Title 45
Towns and Cities

Chapter 12
Indebtedness of Towns and Cities

R.I. Gen. Laws § 45-12-2.1

§ 45-12-2.1. Ministerial approval.

Effective January 1, 2008, a city or town shall have authority to incur debt for money borrowed, through the issuance of bonds, if such application for approval of bonds is approved by the auditor general as described below, as meeting all of the following standards:

(1) The city or town has a long-term unenhanced credit rating from one nationally recognized credit rating agency in at least the “A” rating category without regard to gradations within such category;

(2) The city or town has represented in the application that the proposed bonds will finance a capital asset or assets and the average useful life of the capital asset or assets to be financed will be greater than or equal to the average maturity of the proposed borrowing as determined by an appropriate official of the city or town at the time of the issuance of bonds therefore under this section or notes therefore under § 45-12-18;

(3) The city or town is in compliance with financial reporting requirements as set forth in § 45-10-5 and is not subject to enforcement proceedings or remedies as provided for in § 45-12-22.7; and

(4) The authorization for the issuance of such bonds has been approved by local referendum at a general or special election or financial town meeting.

(5) Notwithstanding any provision of the general or public laws, or rule or regulation to the contrary, the projects or activities set forth in this act receiving ministerial approval shall not qualify for school housing aid as set forth in Chapter 16-7 of the general laws.

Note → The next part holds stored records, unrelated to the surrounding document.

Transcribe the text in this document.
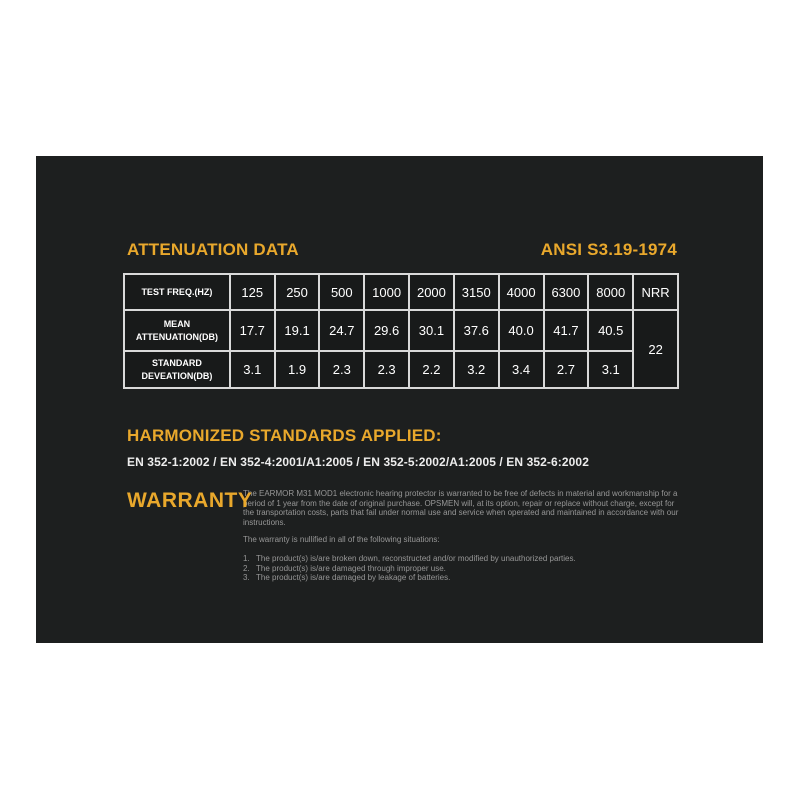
ATTENUATION DATA	ANSI S3.19-1974
TEST FREQ.(HZ)	125	250	500	1000	2000	3150	4000	6300	8000	NRR
MEAN ATTENUATION(DB)	17.7	19.1	24.7	29.6	30.1	37.6	40.0	41.7	40.5	22
STANDARD DEVEATION(DB)	3.1	1.9	2.3	2.3	2.2	3.2	3.4	2.7	3.1	
HARMONIZED STANDARDS APPLIED:
EN 352-1:2002 / EN 352-4:2001/A1:2005 / EN 352-5:2002/A1:2005 / EN 352-6:2002
WARRANTY

The EARMOR M31 MOD1 electronic hearing protector is warranted to be free of defects in material and workmanship for a period of 1 year from the date of original purchase. OPSMEN will, at its option, repair or replace without charge, except for the transportation costs, parts that fail under normal use and service when operated and maintained in accordance with our instructions.

The warranty is nullified in all of the following situations:

1. The product(s) is/are broken down, reconstructed and/or modified by unauthorized parties.
2. The product(s) is/are damaged through improper use.
3. The product(s) is/are damaged by leakage of batteries.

The auditor general shall establish standards and rules for the submission of applications for approval of bonds by cities and towns in accordance with this section. Upon the submission of a complete application from a city or town, the auditor general shall within thirty (30) days determine whether the standards set forth in this section have been met. If the standards have been met, then the auditor general shall give approval to the application and the city or town shall have the power under law to issue bonds, provided it is otherwise lawful; if the auditor general finds that the borrowing does not meet said standards, the city or town shall be notified that the certification standards have not been met, which notification shall state the standards that were and were not met, and if otherwise required, the city or town shall seek special statutory authority as provided in § 45-12-2. No ministerial approval pursuant to this section shall be given by the auditor general for tax year synchronization bonds, pension obligation bonds or bonds to fund other post employment benefits. The auditor general shall submit a copy of each approval and each notification that approval has been denied within five (5) business days after issuance to the director of administration and the chairpersons of the house committees on corporations and finance and the chairpersons of the senate committees on housing and municipal government and finance.

History of Section.
P.L. 2007, ch. 252, § 2; P.L. 2007, ch. 292, § 2.